Have you ever stopped and thought about the amount of impact people around you have had on your career choice? If you’re in your teens or twenties the odds are you’re doing something your parents wanted you to do, your teachers told you you were good at, your friends thought was cool or it was simply easily accessible (e.g. school available in your area). For some this might well be their purpose and that’s absolutely fantastic. But others might arrive at a point where they realise that what they do isn’t quite it.
Don’t stare at the closed door for too long
The good news is you can always look again. If you think you’re not really that excited about those excel sheets or sitting in a lab you can have a look around and, more importantly, look inside and ask yourself what excites you most right now. Don’t stare at the closed door for too long! If there’s a new door opening go all the way and embrace the new. Yay! You’re onto your next adventure. I know it sounds way easier than done, I know it because I’ve done it but I want you to know that once you’re decided there’s nothing that can stop you. Not even the challenge number two otherwise known as people hate change more than anything.
Finding one’s purpose: take two
How prepared are our societies for dancers who decided to take psychology degrees or lawyers who decided to become travel bloggers? People will think you’re crazy. They will say it to your face and they’ll talk about it behind your back. It definitely doesn’t help when you feel dazed and confused yourself but one thing is certain – The one and only failure in finding one’s purpose is to stop looking. There’s nothing more beautiful and powerful than a person who has come alive thanks to doing what they love. You cannot make others happy if you’re not happy yourself. People will always hate change. Like my brother every time when my mum came from hairdresser’s. He’d always say that the previous hairstyle was better. But it only takes a few moments for people to get used to the new and to even start liking it. Otherwise my bro would be always referring to the very first hairstyle my mum ever had. That’s not gonna happen.
It’s paradoxical really. Change is the essence of life. All living beings evolve and change every day, every second even. Rather than blocking and resisting change, learn how to embrace it. Understand the natural flow of things, know when to push, when to pull and when to drift. Change isn’t bad. Being the same person since birth until death is.

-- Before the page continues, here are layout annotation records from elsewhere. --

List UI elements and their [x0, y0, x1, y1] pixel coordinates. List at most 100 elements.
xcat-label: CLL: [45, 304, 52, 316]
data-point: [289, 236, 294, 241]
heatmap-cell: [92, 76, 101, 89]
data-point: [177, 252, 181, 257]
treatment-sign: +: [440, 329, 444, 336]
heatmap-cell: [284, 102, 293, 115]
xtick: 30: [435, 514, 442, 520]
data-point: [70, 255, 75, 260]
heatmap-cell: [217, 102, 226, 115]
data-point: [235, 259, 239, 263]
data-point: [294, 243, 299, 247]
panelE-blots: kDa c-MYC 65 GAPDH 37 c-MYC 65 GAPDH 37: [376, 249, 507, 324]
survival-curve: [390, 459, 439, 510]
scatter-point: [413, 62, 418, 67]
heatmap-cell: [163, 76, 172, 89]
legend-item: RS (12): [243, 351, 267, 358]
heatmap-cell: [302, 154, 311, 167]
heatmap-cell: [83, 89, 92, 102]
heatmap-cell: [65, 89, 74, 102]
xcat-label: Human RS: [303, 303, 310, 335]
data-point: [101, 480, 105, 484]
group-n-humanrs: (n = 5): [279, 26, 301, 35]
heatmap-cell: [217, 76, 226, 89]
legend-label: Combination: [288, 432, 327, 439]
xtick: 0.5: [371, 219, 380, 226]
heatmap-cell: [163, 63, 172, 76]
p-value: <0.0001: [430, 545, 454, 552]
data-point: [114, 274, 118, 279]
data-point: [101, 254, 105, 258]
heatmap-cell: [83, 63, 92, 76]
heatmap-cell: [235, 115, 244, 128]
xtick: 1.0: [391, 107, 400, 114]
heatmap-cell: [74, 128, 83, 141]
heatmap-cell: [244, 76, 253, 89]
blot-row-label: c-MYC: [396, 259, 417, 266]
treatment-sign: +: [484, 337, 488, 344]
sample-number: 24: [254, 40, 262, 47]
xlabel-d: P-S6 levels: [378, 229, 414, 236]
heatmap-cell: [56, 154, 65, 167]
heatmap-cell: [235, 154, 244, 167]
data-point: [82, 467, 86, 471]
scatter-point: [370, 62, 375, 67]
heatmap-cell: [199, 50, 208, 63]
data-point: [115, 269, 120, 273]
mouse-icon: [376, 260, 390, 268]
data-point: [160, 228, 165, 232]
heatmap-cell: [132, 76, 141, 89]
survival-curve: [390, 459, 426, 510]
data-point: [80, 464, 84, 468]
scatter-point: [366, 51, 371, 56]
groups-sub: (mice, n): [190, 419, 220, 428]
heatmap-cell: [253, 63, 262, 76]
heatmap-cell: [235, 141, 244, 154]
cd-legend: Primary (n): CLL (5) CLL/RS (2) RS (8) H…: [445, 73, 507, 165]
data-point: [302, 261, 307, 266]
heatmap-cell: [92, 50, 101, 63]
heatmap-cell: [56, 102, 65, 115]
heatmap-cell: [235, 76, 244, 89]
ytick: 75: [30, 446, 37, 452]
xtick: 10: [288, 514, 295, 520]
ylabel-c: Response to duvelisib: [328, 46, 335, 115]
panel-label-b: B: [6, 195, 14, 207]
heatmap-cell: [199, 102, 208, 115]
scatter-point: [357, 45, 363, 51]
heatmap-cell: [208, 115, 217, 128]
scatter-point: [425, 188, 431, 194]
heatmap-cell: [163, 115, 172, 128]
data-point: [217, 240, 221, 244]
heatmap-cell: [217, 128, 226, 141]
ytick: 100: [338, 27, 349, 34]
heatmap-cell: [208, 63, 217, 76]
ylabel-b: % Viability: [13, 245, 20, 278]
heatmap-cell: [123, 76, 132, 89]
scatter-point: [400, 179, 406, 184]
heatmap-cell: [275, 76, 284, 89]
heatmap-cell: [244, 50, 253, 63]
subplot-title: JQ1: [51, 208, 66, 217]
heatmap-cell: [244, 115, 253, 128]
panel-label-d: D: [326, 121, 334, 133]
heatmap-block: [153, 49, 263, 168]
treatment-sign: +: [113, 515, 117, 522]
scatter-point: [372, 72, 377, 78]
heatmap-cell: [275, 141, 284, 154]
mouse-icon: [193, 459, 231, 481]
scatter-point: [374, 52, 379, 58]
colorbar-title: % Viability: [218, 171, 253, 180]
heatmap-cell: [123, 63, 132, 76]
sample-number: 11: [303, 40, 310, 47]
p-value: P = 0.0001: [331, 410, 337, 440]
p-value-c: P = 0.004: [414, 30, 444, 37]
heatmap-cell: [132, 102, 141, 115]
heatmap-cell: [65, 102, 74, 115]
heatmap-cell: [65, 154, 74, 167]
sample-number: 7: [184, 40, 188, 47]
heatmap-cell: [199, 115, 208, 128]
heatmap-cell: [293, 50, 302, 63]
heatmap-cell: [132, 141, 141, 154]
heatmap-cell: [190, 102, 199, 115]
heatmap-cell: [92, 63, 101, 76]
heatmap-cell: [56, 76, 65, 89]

Taking charge of your purpose
Finding one’s purpose is hard work. It takes many tries, fails and it requires patience and compassion directed at no one else but ourselves. We’re all grown up now. It’s great that our parents helped us to make some of those important choices when we were young and that the society tried to fit us into its system. We should be grateful to everyone who has helped us on our way. But if you’re doubting your life right now, this might well be your opportunity. Start right where you stopped around the age of 5 when you really wanted to be that superhero. Grant yourself a look inside. There are exit doors from every hopeless place.